Certo, c’è il risvolto della medaglia nel passare tutto in rete. In particolare l’ingresso completo del mondo universitario in quella condizione di «sorveglianza totale» che Internet e il digitale hanno portato all’estremo. Tutti i metadati e le conversazioni sono raccolte, salvate e controllate dalla nuova oligarchia digitale che governa il mondo – un misto di potere statale e interessi privati che hanno stretto la grande alleanza per dare forma, con nostro pieno consenso e scienza, alla «società dell’esposizione totale» (il libro è datato, per la velocità dei nostri tempi, ma merita una lettura: B.E. Harcourt, Exposed. Desire and Disobedience in the Digital Age, 2013).

E così quel minimo di libertà accademica che ci garantivano le vetuste aule pre-virus va a farsi benedire; ma facciamo finta che esista ancora una qualche forma di riservatezza, anche se di essa non ve ne è più traccia.

Il desidero dell’analogico

In questi giorni circolano annunci profetici di un futuro imminente in cui, per l’università, tutto continuerà come in questo tempo sospeso. Tutti a casa e tutti in rete. Meno costi, più connettività, nessuna infezione… se non quella dei nostri PC. Senza tenere conto, però, che quando si ammala lo strumento della nostra vita, sia esso il corpo o l’attrezzo digitale, sono cavoli amari. Certo, il corpo quando è finito è un vuoto a rendere e non ti danno indietro nemmeno la caparra che hai versato per portartelo a spasso con te tutta una vita. Mentre il PC che muore è un’inezia, ne compri un altro e torni a vivere come se nulla fosse successo. Ti salvano anche i dati, quindi che problema c’è?

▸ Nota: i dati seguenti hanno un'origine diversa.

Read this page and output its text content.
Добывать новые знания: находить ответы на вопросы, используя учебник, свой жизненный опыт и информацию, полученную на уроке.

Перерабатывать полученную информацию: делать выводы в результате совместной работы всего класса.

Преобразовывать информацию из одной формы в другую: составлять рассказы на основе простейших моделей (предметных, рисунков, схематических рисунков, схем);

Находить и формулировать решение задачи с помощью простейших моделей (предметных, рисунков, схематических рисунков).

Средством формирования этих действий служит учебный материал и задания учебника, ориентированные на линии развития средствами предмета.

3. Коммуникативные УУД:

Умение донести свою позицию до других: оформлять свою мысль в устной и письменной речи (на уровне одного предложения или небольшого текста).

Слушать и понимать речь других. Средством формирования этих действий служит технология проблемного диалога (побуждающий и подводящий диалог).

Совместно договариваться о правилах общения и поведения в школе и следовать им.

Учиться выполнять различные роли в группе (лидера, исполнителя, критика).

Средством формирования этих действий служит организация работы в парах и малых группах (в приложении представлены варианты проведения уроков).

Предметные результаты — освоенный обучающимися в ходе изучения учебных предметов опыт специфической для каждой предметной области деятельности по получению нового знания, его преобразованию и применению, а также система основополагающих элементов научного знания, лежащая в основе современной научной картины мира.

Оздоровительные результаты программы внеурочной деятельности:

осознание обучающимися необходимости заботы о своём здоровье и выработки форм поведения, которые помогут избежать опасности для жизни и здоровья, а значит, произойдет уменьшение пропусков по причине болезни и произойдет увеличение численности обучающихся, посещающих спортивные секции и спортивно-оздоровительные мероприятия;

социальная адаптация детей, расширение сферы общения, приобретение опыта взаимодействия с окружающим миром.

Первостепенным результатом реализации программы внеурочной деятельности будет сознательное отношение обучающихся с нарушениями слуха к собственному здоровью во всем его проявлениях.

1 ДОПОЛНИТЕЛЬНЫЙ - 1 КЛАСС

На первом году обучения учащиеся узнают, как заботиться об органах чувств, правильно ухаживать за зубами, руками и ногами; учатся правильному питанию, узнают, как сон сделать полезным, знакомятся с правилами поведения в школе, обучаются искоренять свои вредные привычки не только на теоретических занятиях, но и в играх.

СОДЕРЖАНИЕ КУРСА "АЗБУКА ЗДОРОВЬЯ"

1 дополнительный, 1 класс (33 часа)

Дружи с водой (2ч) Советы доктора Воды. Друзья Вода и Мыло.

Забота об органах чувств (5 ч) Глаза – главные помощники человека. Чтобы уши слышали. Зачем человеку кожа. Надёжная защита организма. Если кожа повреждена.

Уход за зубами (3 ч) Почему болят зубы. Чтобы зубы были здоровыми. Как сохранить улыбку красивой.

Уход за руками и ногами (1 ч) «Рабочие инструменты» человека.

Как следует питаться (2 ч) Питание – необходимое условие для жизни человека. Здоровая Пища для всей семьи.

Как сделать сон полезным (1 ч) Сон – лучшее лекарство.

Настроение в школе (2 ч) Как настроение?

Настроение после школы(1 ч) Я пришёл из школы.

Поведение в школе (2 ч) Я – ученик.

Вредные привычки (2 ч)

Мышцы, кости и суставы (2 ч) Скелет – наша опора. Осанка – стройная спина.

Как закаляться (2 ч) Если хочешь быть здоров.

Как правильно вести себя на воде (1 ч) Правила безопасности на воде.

Non so i colleghi e le colleghe, ma la generazione digitale con cui ho a che fare io in questo semestre sospeso termina ogni email della nostra chat con parole che suonano più o meno così: «in attesa di vederci in classe…; nella speranza di vederla prima della fine del semestre…; mi auguro di poter discutere questo anche con gli altri studenti quando riprenderemo le lezioni…». Non mi sembra che i digitals siano così propensi al sacrificio supremo delle relazioni analogiche, almeno per quanto riguarda l’università. Un corpo e la presenza fisica sembrano mantenere il loro fascino, tanto più ora che rischiamo la nausea da saturazione di esistere solo in digitale.

Io a casa, loro sul campo

In tutto ciò, per me personalmente, in questo semestre sospeso si sta ponendo una forte questione etica. Paradossalmente insegno proprio questa materia all’Istituto Superiore di Scienze dell’Educazione e della Formazione «Giuseppe Toniolo» di Modena. Il dilemma è presto detto: gran parte dei miei studenti lavora già in settori della marginalità sociale, della cosiddetta devianza, con tossici e anziani, e così via. Lavora anche adesso, tenendo in piedi un pezzo di paese che è quello più debole e dimenticato.

Questo già in tempi normali, figuratevi adesso. Sono in prima linea, come molti altri in questo periodo, ma di loro si sa poco o nulla. Sottopagati ma appassionati. Con orari di lavoro fasulli, si buca ogni giorno infatti, ma sempre sul pezzo. E a me tocca «parlare» loro di deontologia professionale… non è un paradosso, ma semplicemente una contraddizione di termini. Che senso ha, mi chiedo?

L’unica possibilità è che siano loro a darlo, come fanno con generosità ogni volta che entrano in chat. Hanno voglia di pensare e riflettere anche quando, ogni giorno, si muovono nelle atmosfere dell’intruso invisibile. Gli inviti a uscire dalla pandemia come una società migliore e più forte, un po’ retorici a dire il vero, si sbriciolano davanti a questa parte migliore che già c’è, e c’era anche prima, che sono i miei studenti e le mie studentesse (e molti altri insieme con loro).

Sono loro, in questo momento, che legittimano il mio ruolo accademico. Il mio dovere è non dimenticarlo.